Core values in the model version
The current model uses about 8.2948 billion people as the baseline, about 117 billion humans ever born, roughly 360,000 births per day and roughly 170,000 deaths per day. These values are rounded and labeled as educational reference values.
Rounding is part of the quality. A number with many moving digits would look more precise, but not necessarily be more truthful.
Uncertainty levels
Current world population has relatively low uncertainty compared with the total scale, but depends on source and reference date. Daily births and deaths have medium uncertainty because they are derived from annual averages. All humans ever born has higher historical uncertainty because early periods are modeled.
These levels help readers avoid treating every number as equally certain.
When values are updated
Values are updated when a core primary source releases new data, when a visible contradiction appears across pages or when a better rounding rule improves clarity. Small differences from live counters do not trigger instant changes.
Every update must check derived values. A new population baseline changes the single-person share and the share of all humans ever born alive today.
How readers should use this
Use Humanity Tracker as an explanatory model. For formal source data, cite the UN, World Bank, Destatis or PRB directly.

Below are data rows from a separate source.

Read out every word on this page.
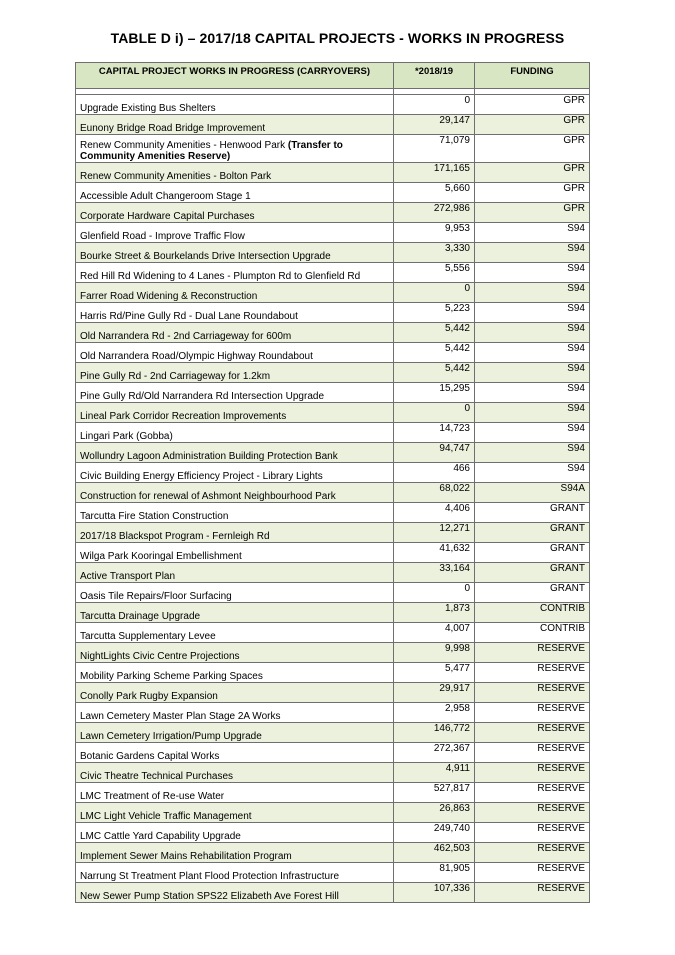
TABLE D i) – 2017/18 CAPITAL PROJECTS - WORKS IN PROGRESS
CAPITAL PROJECT WORKS IN PROGRESS (CARRYOVERS)	*2018/19	FUNDING

Upgrade Existing Bus Shelters	0	GPR
Eunony Bridge Road Bridge Improvement	29,147	GPR
Renew Community Amenities - Henwood Park (Transfer to Community Amenities Reserve)	71,079	GPR
Renew Community Amenities - Bolton Park	171,165	GPR
Accessible Adult Changeroom Stage 1	5,660	GPR
Corporate Hardware Capital Purchases	272,986	GPR
Glenfield Road - Improve Traffic Flow	9,953	S94
Bourke Street & Bourkelands Drive Intersection Upgrade	3,330	S94
Red Hill Rd Widening to 4 Lanes - Plumpton Rd to Glenfield Rd	5,556	S94
Farrer Road Widening & Reconstruction	0	S94
Harris Rd/Pine Gully Rd - Dual Lane Roundabout	5,223	S94
Old Narrandera Rd - 2nd Carriageway for 600m	5,442	S94
Old Narrandera Road/Olympic Highway Roundabout	5,442	S94
Pine Gully Rd - 2nd Carriageway for 1.2km	5,442	S94
Pine Gully Rd/Old Narrandera Rd Intersection Upgrade	15,295	S94
Lineal Park Corridor Recreation Improvements	0	S94
Lingari Park (Gobba)	14,723	S94
Wollundry Lagoon Administration Building Protection Bank	94,747	S94
Civic Building Energy Efficiency Project - Library Lights	466	S94
Construction for renewal of Ashmont Neighbourhood Park	68,022	S94A
Tarcutta Fire Station Construction	4,406	GRANT
2017/18 Blackspot Program - Fernleigh Rd	12,271	GRANT
Wilga Park Kooringal Embellishment	41,632	GRANT
Active Transport Plan	33,164	GRANT
Oasis Tile Repairs/Floor Surfacing	0	GRANT
Tarcutta Drainage Upgrade	1,873	CONTRIB
Tarcutta Supplementary Levee	4,007	CONTRIB
NightLights Civic Centre Projections	9,998	RESERVE
Mobility Parking Scheme Parking Spaces	5,477	RESERVE
Conolly Park Rugby Expansion	29,917	RESERVE
Lawn Cemetery Master Plan Stage 2A Works	2,958	RESERVE
Lawn Cemetery Irrigation/Pump Upgrade	146,772	RESERVE
Botanic Gardens Capital Works	272,367	RESERVE
Civic Theatre Technical Purchases	4,911	RESERVE
LMC Treatment of Re-use Water	527,817	RESERVE
LMC Light Vehicle Traffic Management	26,863	RESERVE
LMC Cattle Yard Capability Upgrade	249,740	RESERVE
Implement Sewer Mains Rehabilitation Program	462,503	RESERVE
Narrung St Treatment Plant Flood Protection Infrastructure	81,905	RESERVE
New Sewer Pump Station SPS22 Elizabeth Ave Forest Hill	107,336	RESERVE
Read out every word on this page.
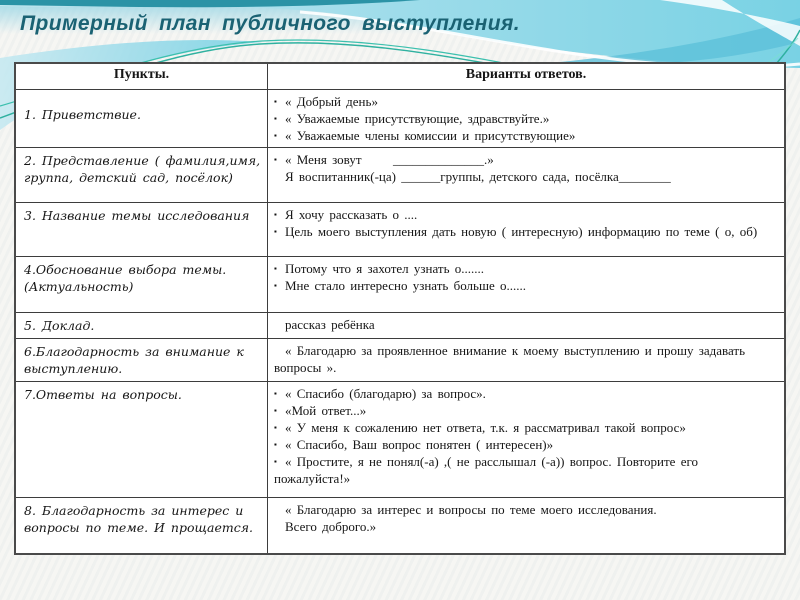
Примерный план публичного выступления.
Пункты.	Варианты ответов.
1. Приветствие.	▪ « Добрый день»
▪ « Уважаемые присутствующие, здравствуйте.»
▪ « Уважаемые члены комиссии и присутствующие»

2. Представление ( фамилия,имя, группа, детский сад, посёлок)	▪ « Меня зовут      ______________.»
Я воспитанник(-ца) ______группы, детского сада, посёлка________

3. Название темы исследования	▪ Я хочу рассказать о ....
▪ Цель моего выступления дать новую ( интересную) информацию по теме ( о, об)

4.Обоснование выбора темы. (Актуальность)	▪ Потому что я захотел узнать о.......
▪ Мне стало интересно узнать больше о......

5. Доклад.	рассказ ребёнка

6.Благодарность за внимание к выступлению.	« Благодарю за проявленное внимание к моему выступлению и прошу задавать вопросы ».

7.Ответы на вопросы.	▪ « Спасибо (благодарю) за вопрос».
▪ «Мой ответ...»
▪ « У меня к сожалению нет ответа, т.к. я рассматривал такой вопрос»
▪ « Спасибо, Ваш вопрос понятен ( интересен)»
▪ « Простите, я не понял(-а) ,( не расслышал (-а)) вопрос. Повторите его пожалуйста!»

8. Благодарность за интерес и вопросы по теме. И прощается.	« Благодарю за интерес и вопросы по теме моего исследования.
Всего доброго.»
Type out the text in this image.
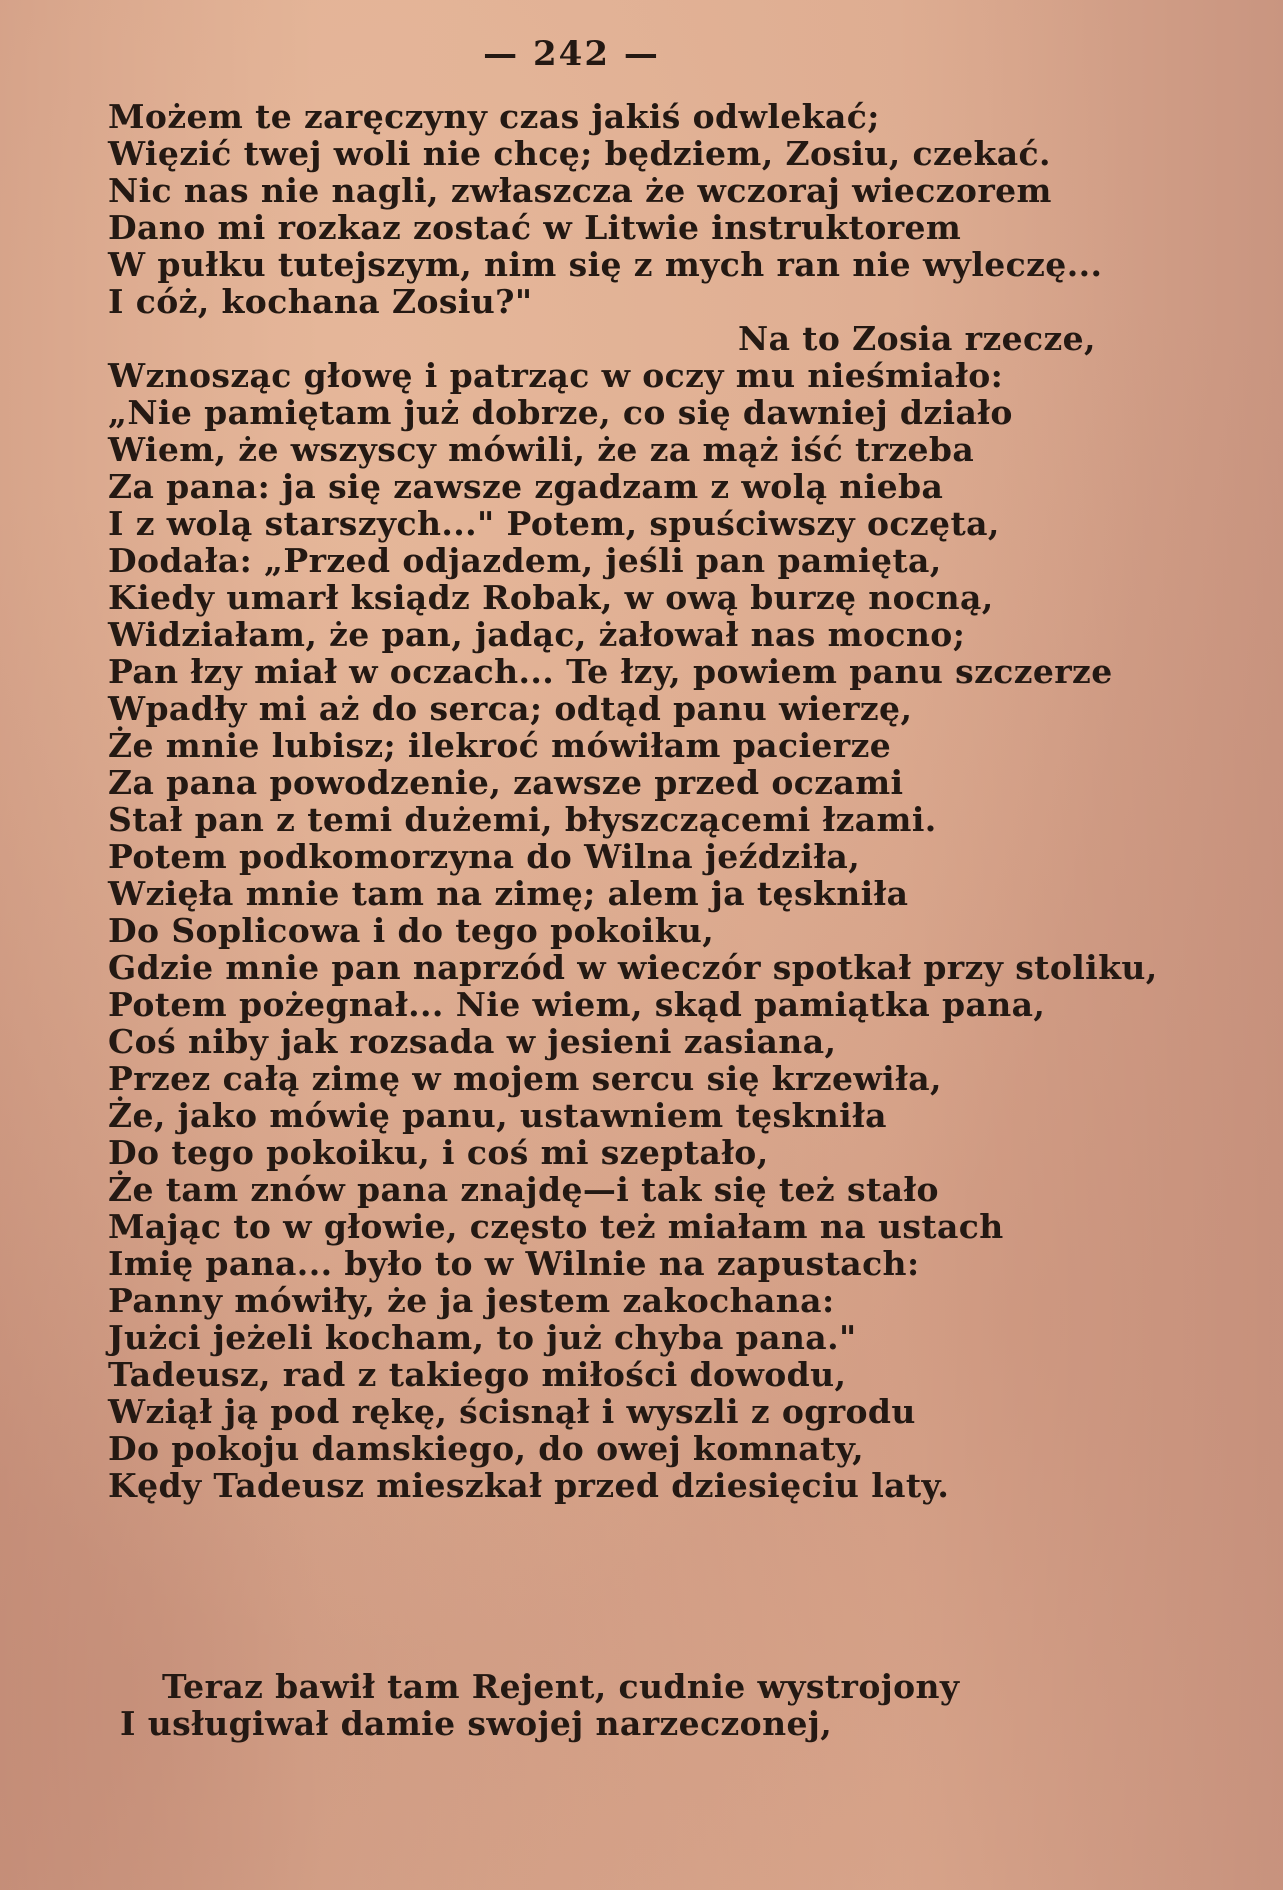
— 242 —
Możem te zaręczyny czas jakiś odwlekać;
Więzić twej woli nie chcę; będziem, Zosiu, czekać.
Nic nas nie nagli, zwłaszcza że wczoraj wieczorem
Dano mi rozkaz zostać w Litwie instruktorem
W pułku tutejszym, nim się z mych ran nie wyleczę...
I cóż, kochana Zosiu?"
Na to Zosia rzecze,
Wznosząc głowę i patrząc w oczy mu nieśmiało:
„Nie pamiętam już dobrze, co się dawniej działo
Wiem, że wszyscy mówili, że za mąż iść trzeba
Za pana: ja się zawsze zgadzam z wolą nieba
I z wolą starszych..." Potem, spuściwszy oczęta,
Dodała: „Przed odjazdem, jeśli pan pamięta,
Kiedy umarł ksiądz Robak, w ową burzę nocną,
Widziałam, że pan, jadąc, żałował nas mocno;
Pan łzy miał w oczach... Te łzy, powiem panu szczerze
Wpadły mi aż do serca; odtąd panu wierzę,
Że mnie lubisz; ilekroć mówiłam pacierze
Za pana powodzenie, zawsze przed oczami
Stał pan z temi dużemi, błyszczącemi łzami.
Potem podkomorzyna do Wilna jeździła,
Wzięła mnie tam na zimę; alem ja tęskniła
Do Soplicowa i do tego pokoiku,
Gdzie mnie pan naprzód w wieczór spotkał przy stoliku,
Potem pożegnał... Nie wiem, skąd pamiątka pana,
Coś niby jak rozsada w jesieni zasiana,
Przez całą zimę w mojem sercu się krzewiła,
Że, jako mówię panu, ustawniem tęskniła
Do tego pokoiku, i coś mi szeptało,
Że tam znów pana znajdę—i tak się też stało
Mając to w głowie, często też miałam na ustach
Imię pana... było to w Wilnie na zapustach:
Panny mówiły, że ja jestem zakochana:
Jużci jeżeli kocham, to już chyba pana."
Tadeusz, rad z takiego miłości dowodu,
Wziął ją pod rękę, ścisnął i wyszli z ogrodu
Do pokoju damskiego, do owej komnaty,
Kędy Tadeusz mieszkał przed dziesięciu laty.
Teraz bawił tam Rejent, cudnie wystrojony
I usługiwał damie swojej narzeczonej,
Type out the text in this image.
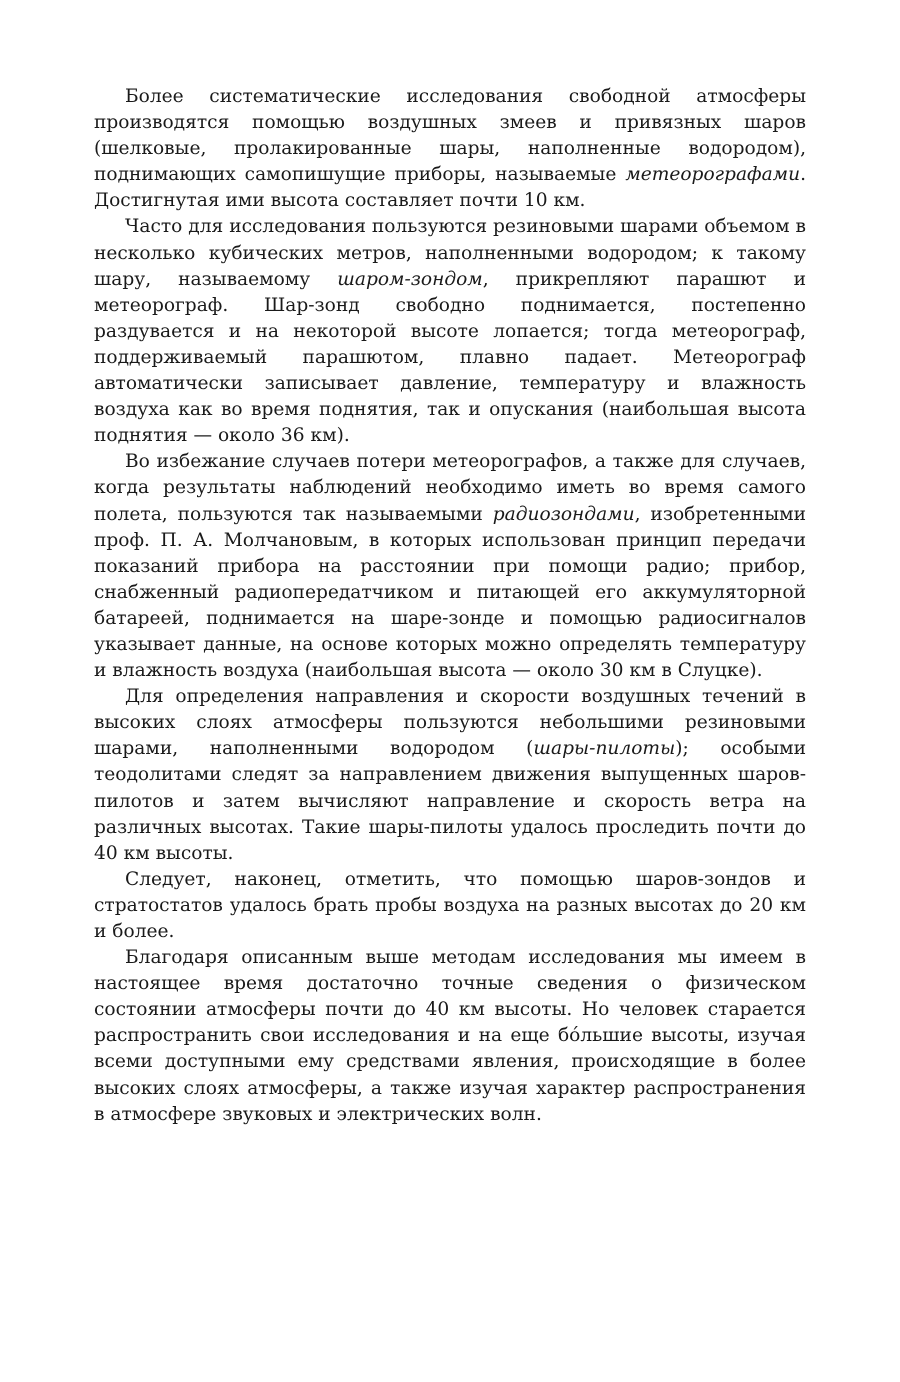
Более систематические исследования свободной атмосферы производятся помощью воздушных змеев и привязных шаров (шелковые, пролакированные шары, наполненные водородом), поднимающих самопишущие приборы, называемые метеорографами. Достигнутая ими высота составляет почти 10 км.

Часто для исследования пользуются резиновыми шарами объемом в несколько кубических метров, наполненными водородом; к такому шару, называемому шаром-зондом, прикрепляют парашют и метеорограф. Шар-зонд свободно поднимается, постепенно раздувается и на некоторой высоте лопается; тогда метеорограф, поддерживаемый парашютом, плавно падает. Метеорограф автоматически записывает давление, температуру и влажность воздуха как во время поднятия, так и опускания (наибольшая высота поднятия — около 36 км).

Во избежание случаев потери метеорографов, а также для случаев, когда результаты наблюдений необходимо иметь во время самого полета, пользуются так называемыми радиозондами, изобретенными проф. П. А. Молчановым, в которых использован принцип передачи показаний прибора на расстоянии при помощи радио; прибор, снабженный радиопередатчиком и питающей его аккумуляторной батареей, поднимается на шаре-зонде и помощью радиосигналов указывает данные, на основе которых можно определять температуру и влажность воздуха (наибольшая высота — около 30 км в Слуцке).

Для определения направления и скорости воздушных течений в высоких слоях атмосферы пользуются небольшими резиновыми шарами, наполненными водородом (шары-пилоты); особыми теодолитами следят за направлением движения выпущенных шаров-пилотов и затем вычисляют направление и скорость ветра на различных высотах. Такие шары-пилоты удалось проследить почти до 40 км высоты.

Следует, наконец, отметить, что помощью шаров-зондов и стратостатов удалось брать пробы воздуха на разных высотах до 20 км и более.

Благодаря описанным выше методам исследования мы имеем в настоящее время достаточно точные сведения о физическом состоянии атмосферы почти до 40 км высоты. Но человек старается распространить свои исследования и на еще бóльшие высоты, изучая всеми доступными ему средствами явления, происходящие в более высоких слоях атмосферы, а также изучая характер распространения в атмосфере звуковых и электрических волн.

The site’s strength is coherent interpretation: shared assumptions, clear rounding, visible limits and transparent source routing.
Status: June 29, 2026. This page documents the editorial model, not every primary-source raw table.
UN World Population Prospects PRB: How many people have ever lived Our World in Data: population sources
Related pages
FAQ
Is the model an official source?
No. It is a transparent teaching model based on public primary sources.
Why round values?
Rounding avoids false precision and makes large scales easier to understand.
When is the model updated?
When primary data, method corrections or consistency checks require it.